Max Whitlock, 23, became Great Britain’s first all-round men’s gymnastics medallist in 108 years after claiming bronze just behind Japan’s Kohei Uchimura and Ukraine’s Oleg Verniaiev. The top of the leaders table was desperately close as Whitlock bounced between bronze and silver whilst managing to hold off Russia’s Belyavskiy who finished in fourth position, just 0.143 points behind Whitlock. Gold medallist Uchimura just about managed to retain his all-round title, but only after an undeniably strong test to retain his Olympic gold. Verniaiev followed him closely, finishing a staggering 0.099 points behind.
The sheer quality of skill on the leader board justifies just how far gymnastics has come in Britain over recent years as Whitlock took British Gymnastics into a place it had not been in over a century.

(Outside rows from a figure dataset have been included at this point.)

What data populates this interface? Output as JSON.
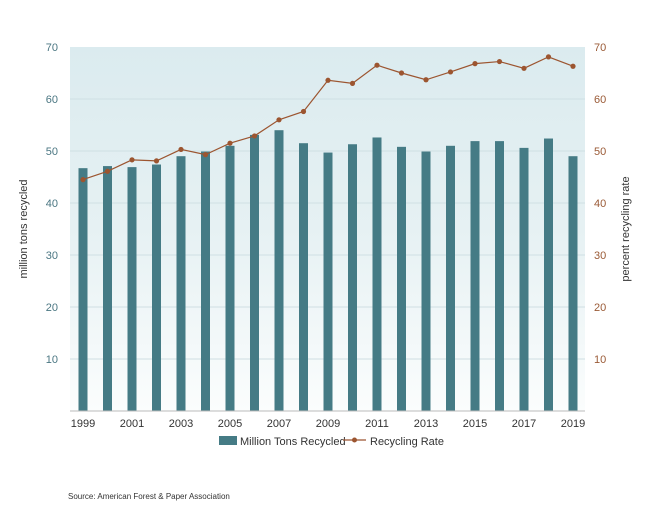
{
  "chart_data": {
    "type": "bar",
    "title": "",
    "categories": [
      "1999",
      "2000",
      "2001",
      "2002",
      "2003",
      "2004",
      "2005",
      "2006",
      "2007",
      "2008",
      "2009",
      "2010",
      "2011",
      "2012",
      "2013",
      "2014",
      "2015",
      "2016",
      "2017",
      "2018",
      "2019"
    ],
    "x_tick_labels": [
      "1999",
      "2001",
      "2003",
      "2005",
      "2007",
      "2009",
      "2011",
      "2013",
      "2015",
      "2017",
      "2019"
    ],
    "series": [
      {
        "name": "Million Tons Recycled",
        "type": "bar",
        "axis": "left",
        "color": "#457b85",
        "values": [
          46.7,
          47.1,
          46.9,
          47.4,
          49.0,
          49.9,
          51.0,
          53.1,
          54.0,
          51.5,
          49.7,
          51.3,
          52.6,
          50.8,
          49.9,
          51.0,
          51.9,
          51.9,
          50.6,
          52.4,
          49.0
        ]
      },
      {
        "name": "Recycling Rate",
        "type": "line",
        "axis": "right",
        "color": "#9c5530",
        "values": [
          44.5,
          46.1,
          48.3,
          48.1,
          50.3,
          49.3,
          51.5,
          52.9,
          56.0,
          57.6,
          63.6,
          63.0,
          66.5,
          65.0,
          63.7,
          65.2,
          66.8,
          67.2,
          65.9,
          68.1,
          66.3
        ]
      }
    ],
    "ylabel": "million tons recycled",
    "y2label": "percent recycling rate",
    "ylim": [
      0,
      70
    ],
    "y2lim": [
      0,
      70
    ],
    "y_ticks": [
      10,
      20,
      30,
      40,
      50,
      60,
      70
    ],
    "grid": true,
    "legend": "bottom",
    "source": "Source: American Forest & Paper Association"
  }
}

Beth Tweddle, London 2012 bronze medallist, commented that Whitlock held his nerve. The competition was so tough… He was up first so he set the bar and then just had to sit and wait”. Despite the inability of the team to live up to London 2012’s bronze medal in the group events, Whitlock did not let the disappointment of Wednesday affect his individual performance, allowing himself to add to his ever-growing collection of world games medals. At London 2012 he closely followed team-mate Louis Smith in the men’s pommel horse where Smith claimed silver and Whitlock bronze.
Unfortunately, Smith’s fall in his pommel horse routine guaranteed the loss of a team bronze at Rio as they were quickly bumped off the medal table. Pipped by China as Japan and Russia took gold and silver, there was no coming back after Smith’s mistake.
It seems that the only way is forward for Max Whitlock as he proves himself to be Britain’s greatest all-round living gymnast. Who knows what the young Briton has in store for Tokyo 2020.